# Which base is stronger? Ammonia of phosphite?

$\ce{NH4+}$: $K_\mathrm{a} = 5.6 \times 10^{-10}$;
$\ce{HPO3^2-}$: $K_\mathrm{a} = 4.5 \times 10^{-13}$

My understanding is that $K_\mathrm{b}(\ce{A-}) = K_\mathrm{w} / K_\mathrm{a}(\ce{HA})$. Thus:

$\ce{NH3}$: $K_\mathrm{b} = 1.8 \times 10^{-5}$; $\ce{PO3^2-}$: $K_\mathrm{b} = 2.2 \times 10^{-2}$

Since the $K_\mathrm{b}$ for phosphate is greater than the $K_\mathrm{b}$ for ammonia, phosphite is a stronger base. However, my professor's solution lists ammonia as the stronger base. Is his solution incorrect?
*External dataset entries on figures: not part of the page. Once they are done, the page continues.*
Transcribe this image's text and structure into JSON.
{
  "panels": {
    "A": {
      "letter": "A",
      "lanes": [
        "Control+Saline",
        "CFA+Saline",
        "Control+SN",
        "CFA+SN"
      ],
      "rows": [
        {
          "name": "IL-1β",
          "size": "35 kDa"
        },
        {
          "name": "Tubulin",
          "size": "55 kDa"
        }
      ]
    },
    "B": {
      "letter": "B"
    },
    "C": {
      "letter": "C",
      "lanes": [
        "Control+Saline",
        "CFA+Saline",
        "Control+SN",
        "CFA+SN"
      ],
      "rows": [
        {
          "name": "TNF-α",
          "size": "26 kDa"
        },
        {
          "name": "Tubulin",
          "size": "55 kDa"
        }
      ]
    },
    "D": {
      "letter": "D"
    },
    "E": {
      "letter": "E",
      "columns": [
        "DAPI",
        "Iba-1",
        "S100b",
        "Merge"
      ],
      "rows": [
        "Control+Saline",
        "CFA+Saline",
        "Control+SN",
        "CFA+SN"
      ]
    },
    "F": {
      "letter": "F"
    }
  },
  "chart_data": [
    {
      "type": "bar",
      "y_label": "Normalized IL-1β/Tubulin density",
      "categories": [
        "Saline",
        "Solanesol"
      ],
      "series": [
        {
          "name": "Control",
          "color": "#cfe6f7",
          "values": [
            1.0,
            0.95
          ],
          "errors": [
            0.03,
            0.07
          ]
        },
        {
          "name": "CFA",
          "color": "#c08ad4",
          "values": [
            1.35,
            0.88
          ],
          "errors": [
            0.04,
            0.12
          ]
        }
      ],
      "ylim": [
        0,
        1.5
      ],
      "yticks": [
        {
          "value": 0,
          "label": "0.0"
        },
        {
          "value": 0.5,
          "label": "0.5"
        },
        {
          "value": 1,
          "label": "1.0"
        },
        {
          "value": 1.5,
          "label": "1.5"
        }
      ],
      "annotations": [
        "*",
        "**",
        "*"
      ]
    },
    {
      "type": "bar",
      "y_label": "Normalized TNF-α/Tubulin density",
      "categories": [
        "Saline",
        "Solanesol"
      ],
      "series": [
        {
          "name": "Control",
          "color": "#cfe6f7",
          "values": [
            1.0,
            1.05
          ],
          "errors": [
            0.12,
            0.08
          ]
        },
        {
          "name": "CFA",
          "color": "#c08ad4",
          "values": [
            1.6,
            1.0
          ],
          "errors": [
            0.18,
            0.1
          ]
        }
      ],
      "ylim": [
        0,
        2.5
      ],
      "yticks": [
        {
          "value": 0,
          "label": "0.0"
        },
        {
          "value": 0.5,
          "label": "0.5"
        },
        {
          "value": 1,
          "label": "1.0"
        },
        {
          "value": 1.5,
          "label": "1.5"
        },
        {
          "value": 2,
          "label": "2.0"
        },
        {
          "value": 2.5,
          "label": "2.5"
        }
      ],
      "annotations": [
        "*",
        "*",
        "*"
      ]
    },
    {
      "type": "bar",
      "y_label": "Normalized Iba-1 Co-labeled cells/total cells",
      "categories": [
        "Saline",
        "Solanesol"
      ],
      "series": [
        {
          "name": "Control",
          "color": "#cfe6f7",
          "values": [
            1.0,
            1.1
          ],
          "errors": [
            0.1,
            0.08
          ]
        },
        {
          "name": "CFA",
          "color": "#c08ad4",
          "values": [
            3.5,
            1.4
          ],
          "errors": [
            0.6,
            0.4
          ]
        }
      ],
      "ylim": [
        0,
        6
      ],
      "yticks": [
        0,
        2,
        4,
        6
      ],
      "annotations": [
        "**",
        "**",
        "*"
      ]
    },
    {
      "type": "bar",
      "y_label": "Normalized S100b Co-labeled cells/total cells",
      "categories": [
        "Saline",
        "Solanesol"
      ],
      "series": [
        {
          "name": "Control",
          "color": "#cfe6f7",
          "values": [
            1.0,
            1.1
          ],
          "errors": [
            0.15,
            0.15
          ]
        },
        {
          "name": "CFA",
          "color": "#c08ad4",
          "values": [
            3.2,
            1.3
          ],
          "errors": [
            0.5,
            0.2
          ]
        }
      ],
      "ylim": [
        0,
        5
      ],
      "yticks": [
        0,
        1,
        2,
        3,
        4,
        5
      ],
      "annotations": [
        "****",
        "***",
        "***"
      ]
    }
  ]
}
• That's phosphite, not phosphate. – Ivan Neretin Sep 12 '15 at 23:58
• Also, in my book the pKa of ammonium is about 9. Not that it would change much, though. – Ivan Neretin Sep 13 '15 at 0:49
• A bit late but welcome to chemistry.stackexchange.com. Feel free to take a tour of the site. I improved the formatting of your post by using MathJax; for more information on how to do so yourself, check out the help center, this meta post and this one. I also corrected the $\mathrm{p}K_\mathrm{a}$ of ammonia to what it says in my and Ivan’s books and Wikipedia. Ivan was right, it doesn’t change much. – Jan Nov 12 '15 at 9:35

Besides constants, there is actually a simple way of comparing two acids: let them fight each other to the death. Let us consider $\ce{NH_4^+}$ vs. $\ce{PO_4^{3-}}$ (I know $\ce{PO_4^{3-}}$ is not what you asked; this is just an illustration). Who would end up having that proton? It turns out that ammonium phosphate is unstable, which implies that the proton would go from $\ce{NH_4^+}$ to $\ce{PO_4^{3-}}$, meaning that $\ce{NH_4^+}$ is stronger acid than $\ce{HPO_4^{2-}}$ (in accordance with what the constants would predict), and hence ammonia is a weaker base than phosphate. Now, that was phosphate, the salt of phosphoric acid, while you ask about phosphite, the salt of phosphorous acid, which by all accounts should be weaker. Hence its anion must be an even stronger base.
Simple as it may seem, there is one more thing to mention. Phosphorous acid is actually diprotic, that is, capable of ionizing only two of its hydrogens. The third hydrogen is connected directly to the phosphorus atom. Organic esters $\ce{(RO)_3P}$ are known, but that's another story. The very existence of ion $\ce{PO}_3^{3-}$ seems somewhat dubious. By any means, even if you manage to get one in water solution, it will be instantly hydrolized. This puts it in the ranks of bases too strong to exist in water, which is of course way stronger than our lowly ammonia.